Exploring m6A-RNA methylation as a potential therapeutic strategy for acute lung injury and acute respiratory distress syndrome

Abstract

N⁶-methyladenosine (m6A) is the most common methylation modification in mammalian messenger RNA (mRNA) and noncoding RNAs. m6A modification plays a role in the regulation of gene expression and deregulation of m6A methylation has been implicated in many human diseases. Recent publications suggest that exploitation of this methylation process may possess utility against acute lung injury (ALI). ALI and its more severe form, acute respiratory distress syndrome (ARDS) are acute, inflammatory clinical syndromes characterized by poor oxygenation and diffuse pulmonary infiltrates. This syndrome is associated with microvascular endothelial dysfunction, subsequent pulmonary hypertension and may ultimately lead to mortality without rigorous and acute clinical intervention. Over the years, many attempts have been made to detect novel therapeutic avenues for research without much success. The urgency for the discovery of novel therapeutic agents has become more pronounced recently given the current pandemic infection of coronavirus disease 2019 (COVID-2019), still ongoing at the time that this review is being written. We review the current landscape of literature regarding ALI and ARDS etiology, pathophysiology, and therapeutics and present a potential role of m6A methylation. Additionally, we will establish the axiomatic principles of m6A methylation to provide a framework. In conclusion, METTL3, or methyltransferase-like 3, the selective RNA methyltransferase for m6A, is a hub of proinflammatory gene expression regulation in ALI, and using a modern drug discovery strategy will identify new and effective ALI drug candidates targeting METTTL3.

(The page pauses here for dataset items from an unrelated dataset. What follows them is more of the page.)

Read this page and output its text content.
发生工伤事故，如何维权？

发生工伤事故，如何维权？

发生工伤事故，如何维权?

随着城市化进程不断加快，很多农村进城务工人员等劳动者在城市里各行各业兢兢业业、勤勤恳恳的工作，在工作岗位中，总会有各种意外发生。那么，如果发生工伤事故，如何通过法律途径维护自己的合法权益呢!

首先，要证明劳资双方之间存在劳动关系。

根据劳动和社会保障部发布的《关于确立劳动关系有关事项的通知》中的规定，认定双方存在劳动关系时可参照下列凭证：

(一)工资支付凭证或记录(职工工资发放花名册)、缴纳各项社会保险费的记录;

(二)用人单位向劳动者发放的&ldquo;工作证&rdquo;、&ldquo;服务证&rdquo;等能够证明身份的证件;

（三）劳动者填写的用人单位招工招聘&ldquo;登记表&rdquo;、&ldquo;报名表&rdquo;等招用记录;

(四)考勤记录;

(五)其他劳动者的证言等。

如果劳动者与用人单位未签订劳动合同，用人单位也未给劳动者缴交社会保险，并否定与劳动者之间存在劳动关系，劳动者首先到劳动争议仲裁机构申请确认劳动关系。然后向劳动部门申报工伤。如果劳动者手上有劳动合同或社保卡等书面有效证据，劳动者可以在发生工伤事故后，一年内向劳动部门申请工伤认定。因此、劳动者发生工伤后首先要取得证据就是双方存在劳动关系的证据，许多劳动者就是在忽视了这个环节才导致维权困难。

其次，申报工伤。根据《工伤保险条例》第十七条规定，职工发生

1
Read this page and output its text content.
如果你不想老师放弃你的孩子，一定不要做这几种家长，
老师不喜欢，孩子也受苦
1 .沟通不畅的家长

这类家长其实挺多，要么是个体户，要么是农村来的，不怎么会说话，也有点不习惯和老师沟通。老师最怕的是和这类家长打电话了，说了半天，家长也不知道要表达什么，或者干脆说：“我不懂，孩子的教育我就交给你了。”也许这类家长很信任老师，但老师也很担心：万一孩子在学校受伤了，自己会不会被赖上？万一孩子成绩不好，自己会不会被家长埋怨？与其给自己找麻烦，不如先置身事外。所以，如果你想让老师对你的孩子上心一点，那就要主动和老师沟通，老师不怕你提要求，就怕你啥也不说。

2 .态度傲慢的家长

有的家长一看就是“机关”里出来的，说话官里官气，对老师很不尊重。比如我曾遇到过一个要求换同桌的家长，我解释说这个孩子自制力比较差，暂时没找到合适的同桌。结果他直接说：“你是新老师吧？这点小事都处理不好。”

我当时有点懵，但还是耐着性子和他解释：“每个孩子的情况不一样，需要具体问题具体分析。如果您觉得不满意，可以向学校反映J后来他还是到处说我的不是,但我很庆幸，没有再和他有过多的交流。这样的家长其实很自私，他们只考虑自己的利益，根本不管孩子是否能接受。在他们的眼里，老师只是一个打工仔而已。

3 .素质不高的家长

Keywords: Acute Respiratory Distress Syndrome; acute lung injury; m6A‐RNA methylation.

Figure 1

(a) METTL3‐METTL14 complex. ~200 kDa Methyltransferase complex (70 kDa METTL3). METTL3 and METTL14 form a heterodimeric methyltransferase complex within the nuclear RNA that catalyzes RNA methylation. (b) METTL3‐METTL14 complex bound to S‐adenosyl methionine (SAM). METTL3 is the catalytically active subunit with a binding pocket for SAM and METTL14 functions as the structural component of the complex that facilitates substrate recognition.

Figure 2

m6A modification mechanism (the life cycle of m6A RNA). m6A modification is facilitated by the “writer” complex consisting of methyltransferase 3 (METTL3), methyltransferase 14 (METTL14), and Wilms Tumor1‐associated protein (WTAP) that make up the core along with regulatory cofactors (not pictured here). METTL3 acts as the core subunit that binds to S‐adenosylmethionine (SAM) and catalyzes the transfer of a methyl group. METTL14 is an RNA‐binding supportive unit that binds to METTL3 and WTAP allows for localization of the METTL3‐METTL14 heterodimer to the nuclear speckle. m6A is a reversible modification as demethylase proteins alkB homolog 5 RNA demethylase (ALKBH5) and alpha‐ketoglutarate‐dependent dioxygenase (FTO), also known as erasers, remove methyl groups from the N6 position of adenine. m6A modifications are recognized by “reader” elements that ultimately decide the fate of the modified mRNA. A wide range of readers have been discovered and characterized. A few examples of readers and their functions are presented above. YTHDC1, HNRNPA2B1, and HNRNPC promote RNA splicing while YTHDF2/3 and YTHDC2 accelerate RNA decay, and so forth. m6A, N⁶‐methyladenosine; mRNA, messenger RNA.

Figure 3

Role of METTL3 and METTL14‐mediated m6A methylation in human pathology. METTL3 and METTL14 act as m6A regulators that can affect the progression of different human pathologies through oncogenic or suppressive methods. In several human cancers, for example, METTL3 plays an oncogenic role by upregulating oncogenes that support tumor progression. Conversely, METTL3 also behaves as a suppressor in the central nervous system (CNS) by upregulating tumor suppressor genes as well as genes that promote synaptic damage. METTL14 may enhance the growth and metastasis of pancreatic cancer through decreased expression of a vital oncogene through m6A modification. m6A, N⁶‐methyladenosine.